The authorities in Caracas desires Venezuelans out and about, although the streets are quiet, aside from a few militia members mustering with their bikes. Defense Minister Vladímir Padrino Lopez informed folks Sunday to “resume their economic activities, work, and all other types of activities, including educational activities, in the coming days.”
Olga Jimenez informed NCS she lastly left her home on Sunday after staying in all of Saturday. Maduro or no Maduro, Jimenez mentioned, she doesn’t anticipate a lot to vary in Venezuela – besides possibly the traces at the outlets.
“I’ve been glued to the TV, watching to see what’s going on, and what there is is uncertainty,” Jimenez mentioned. “You don’t feel a change of government because everything is the same. The only thing is that we don’t know.”
“What’s happening to us is that places aren’t open, and you have to line up for everything, as if we were going backwards to the Chávez era, when you had to line up everywhere just to buy things,” Jimenez added. “I don’t know how to put it – it was Maduro’s government, and they should have taken them all, not just Maduro.”
Maria Azocar, in the meantime, informed NCS that “having lived through so much, nothing really worries me anymore.”

“As I say, this is for the history books,” Azocar mentioned, earlier than itemizing the names of previous Venezuelan leaders: “(Marcos) Pérez Jiménez, (Isaías Medina) Angarita, Rómulo Gallegos, Juan Vicente Gómez – people who, in their time, were overthrown or displaced.”
“I’ll tell you something straight: It was really an abuse on the part of the Americans,” Azocar mentioned of the assault, “because they intimidated the people with their missiles. That says it all.”
Acting President Delcy Rodríguez (whom Azocar mentioned US President Donald Trump “appointed” to steer the nation) is “a woman of real strength,” she added.
“I think with her, it eases people’s hearts a little, on one side and the other,” Azocar mentioned.
The United States is seemingly tolerating having Rodríguez in cost, for now. Saturday, Trump informed reporters he thought opposition chief María Corina Machado didn’t have the “respect’ or “support” to steer the nation.

Resident Mario Valdez informed NCS he thought an instantaneous, forceful transition to opposition rule “could lead us into violence.”
“It would mean the reds leave only for the blues to take over,” Valdez mentioned, referring to the left and proper respectively, “in a country which, at this moment, after 26 years of a Chavista government, can’t handle, because it would lead to another bloodbath, like we’ve had in the past.”
Still, Valdez mentioned he’s looking forward to a democratic transition, ultimately.
“I believe this democratic transition must take place, and we will all take part in it,” Vladez mentioned. “The first thing the president of the Republic must do is release the political prisoners – all of them. There is no reason whatsoever for them to remain imprisoned.”
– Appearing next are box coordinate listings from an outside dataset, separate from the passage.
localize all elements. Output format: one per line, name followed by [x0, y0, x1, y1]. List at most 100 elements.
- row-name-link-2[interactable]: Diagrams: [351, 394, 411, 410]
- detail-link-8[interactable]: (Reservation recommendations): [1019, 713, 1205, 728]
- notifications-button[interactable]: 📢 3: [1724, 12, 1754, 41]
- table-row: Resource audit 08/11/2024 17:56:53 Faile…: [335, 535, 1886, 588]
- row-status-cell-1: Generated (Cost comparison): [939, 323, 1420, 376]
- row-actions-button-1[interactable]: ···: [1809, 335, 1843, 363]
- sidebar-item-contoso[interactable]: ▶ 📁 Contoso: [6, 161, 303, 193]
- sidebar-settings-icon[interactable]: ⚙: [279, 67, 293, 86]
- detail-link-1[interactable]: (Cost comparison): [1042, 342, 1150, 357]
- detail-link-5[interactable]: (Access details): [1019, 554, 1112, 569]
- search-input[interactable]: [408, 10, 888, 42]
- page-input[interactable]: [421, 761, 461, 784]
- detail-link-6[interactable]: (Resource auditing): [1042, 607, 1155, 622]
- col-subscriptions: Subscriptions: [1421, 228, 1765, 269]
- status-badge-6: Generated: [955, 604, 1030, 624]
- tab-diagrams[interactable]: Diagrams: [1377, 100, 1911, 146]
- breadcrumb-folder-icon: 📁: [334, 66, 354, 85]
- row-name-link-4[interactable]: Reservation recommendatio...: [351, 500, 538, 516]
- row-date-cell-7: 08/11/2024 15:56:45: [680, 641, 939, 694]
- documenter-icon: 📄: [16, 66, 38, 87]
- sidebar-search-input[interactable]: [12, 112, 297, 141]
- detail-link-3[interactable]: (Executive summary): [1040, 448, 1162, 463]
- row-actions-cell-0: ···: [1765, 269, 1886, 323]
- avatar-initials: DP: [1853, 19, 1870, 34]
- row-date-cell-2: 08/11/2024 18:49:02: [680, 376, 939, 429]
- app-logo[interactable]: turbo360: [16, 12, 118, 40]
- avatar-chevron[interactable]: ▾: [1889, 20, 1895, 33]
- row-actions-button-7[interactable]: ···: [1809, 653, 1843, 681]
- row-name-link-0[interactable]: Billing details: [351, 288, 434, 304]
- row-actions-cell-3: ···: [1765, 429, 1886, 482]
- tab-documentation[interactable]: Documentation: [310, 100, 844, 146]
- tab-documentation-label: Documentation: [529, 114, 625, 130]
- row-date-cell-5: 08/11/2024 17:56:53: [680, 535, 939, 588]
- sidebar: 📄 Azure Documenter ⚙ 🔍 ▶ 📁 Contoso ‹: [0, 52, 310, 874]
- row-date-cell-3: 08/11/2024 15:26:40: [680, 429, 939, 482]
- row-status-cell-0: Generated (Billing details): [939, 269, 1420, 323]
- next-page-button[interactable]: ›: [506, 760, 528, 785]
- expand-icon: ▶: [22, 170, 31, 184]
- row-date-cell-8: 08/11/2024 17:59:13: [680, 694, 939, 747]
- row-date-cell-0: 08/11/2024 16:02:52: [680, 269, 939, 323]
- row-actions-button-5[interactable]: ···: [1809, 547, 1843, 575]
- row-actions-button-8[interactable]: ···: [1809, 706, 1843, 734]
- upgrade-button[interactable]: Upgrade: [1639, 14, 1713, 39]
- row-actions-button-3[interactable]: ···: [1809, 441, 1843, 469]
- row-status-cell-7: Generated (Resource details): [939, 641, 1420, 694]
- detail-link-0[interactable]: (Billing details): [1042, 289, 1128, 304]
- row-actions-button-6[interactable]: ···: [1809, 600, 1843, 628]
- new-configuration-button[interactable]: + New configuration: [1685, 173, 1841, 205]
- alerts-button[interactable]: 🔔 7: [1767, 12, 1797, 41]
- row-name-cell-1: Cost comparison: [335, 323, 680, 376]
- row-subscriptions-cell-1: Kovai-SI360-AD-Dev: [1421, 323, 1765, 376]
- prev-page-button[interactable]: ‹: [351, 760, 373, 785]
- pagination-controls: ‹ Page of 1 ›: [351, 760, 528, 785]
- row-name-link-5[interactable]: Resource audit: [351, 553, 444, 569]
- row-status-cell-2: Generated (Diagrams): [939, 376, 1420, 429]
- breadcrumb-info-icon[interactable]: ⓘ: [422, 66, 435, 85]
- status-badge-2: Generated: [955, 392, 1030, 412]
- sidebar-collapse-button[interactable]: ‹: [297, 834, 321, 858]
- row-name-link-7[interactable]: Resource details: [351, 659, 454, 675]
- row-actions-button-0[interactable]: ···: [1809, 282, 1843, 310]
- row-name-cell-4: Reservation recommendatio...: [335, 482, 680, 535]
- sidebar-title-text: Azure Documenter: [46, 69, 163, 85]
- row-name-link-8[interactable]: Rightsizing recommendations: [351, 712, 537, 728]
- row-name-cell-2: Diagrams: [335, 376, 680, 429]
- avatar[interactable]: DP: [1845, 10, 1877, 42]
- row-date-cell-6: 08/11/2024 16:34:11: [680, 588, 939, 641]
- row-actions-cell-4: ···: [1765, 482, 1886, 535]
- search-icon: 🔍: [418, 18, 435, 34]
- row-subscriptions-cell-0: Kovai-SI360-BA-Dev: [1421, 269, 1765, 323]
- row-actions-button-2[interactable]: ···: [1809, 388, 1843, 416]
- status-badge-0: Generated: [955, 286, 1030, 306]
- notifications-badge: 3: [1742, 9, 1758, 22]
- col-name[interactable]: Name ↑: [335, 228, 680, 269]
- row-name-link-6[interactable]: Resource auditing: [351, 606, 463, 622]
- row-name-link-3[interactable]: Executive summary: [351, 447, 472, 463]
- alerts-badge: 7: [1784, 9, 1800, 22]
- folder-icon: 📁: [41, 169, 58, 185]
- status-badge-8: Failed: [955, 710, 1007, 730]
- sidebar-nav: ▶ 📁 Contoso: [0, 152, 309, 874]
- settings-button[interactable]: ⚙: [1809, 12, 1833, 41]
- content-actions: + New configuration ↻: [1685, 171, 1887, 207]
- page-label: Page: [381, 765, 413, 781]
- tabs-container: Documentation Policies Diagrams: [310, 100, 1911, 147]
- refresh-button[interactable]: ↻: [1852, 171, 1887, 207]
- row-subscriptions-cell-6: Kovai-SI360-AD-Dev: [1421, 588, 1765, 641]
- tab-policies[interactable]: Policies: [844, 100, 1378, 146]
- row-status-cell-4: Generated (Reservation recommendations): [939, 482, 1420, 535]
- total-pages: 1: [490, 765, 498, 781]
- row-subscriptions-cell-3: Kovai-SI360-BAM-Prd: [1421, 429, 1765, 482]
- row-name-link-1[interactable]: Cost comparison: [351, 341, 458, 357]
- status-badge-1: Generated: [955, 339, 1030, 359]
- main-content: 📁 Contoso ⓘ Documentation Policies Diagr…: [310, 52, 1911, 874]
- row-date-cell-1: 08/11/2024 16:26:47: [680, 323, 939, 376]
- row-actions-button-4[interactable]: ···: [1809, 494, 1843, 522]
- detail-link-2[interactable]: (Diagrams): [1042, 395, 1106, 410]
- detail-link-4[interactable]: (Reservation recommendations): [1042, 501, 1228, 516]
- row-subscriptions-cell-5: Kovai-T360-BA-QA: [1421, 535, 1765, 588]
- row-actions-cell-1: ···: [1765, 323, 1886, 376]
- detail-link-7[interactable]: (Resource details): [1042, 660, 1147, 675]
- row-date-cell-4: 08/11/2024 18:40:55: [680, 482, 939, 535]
Valdez mentioned he additionally hopes worldwide oil corporations will return to Venezuela. His nation has been plundered for years by Russia, China and Iran, he mentioned, which offered nothing in return for Venezuela’s huge oil wealth.
“They stole all the money from this country to build major projects and did absolutely nothing,” Valdez mentioned. “The motorways are unfinished.”
All informed, Valdez mentioned, he was unsurprised by Maduro’s abduction. “President Maduro should have been prudent and accepted one of the offers that were made to him; he was made multiple offers.”
“He should have called new elections,” Valdez mentioned, referring to the 2024 election that the majority observers say Maduro misplaced, regardless of clinging to energy. “That is what I would have done: called new elections with a new National Electoral Council, changed things and summoned in the country a spirit of concord, where all organizations could take part.”
“But that didn’t happen, and so there are consequences – without making value judgments about whether all that was right or wrong.”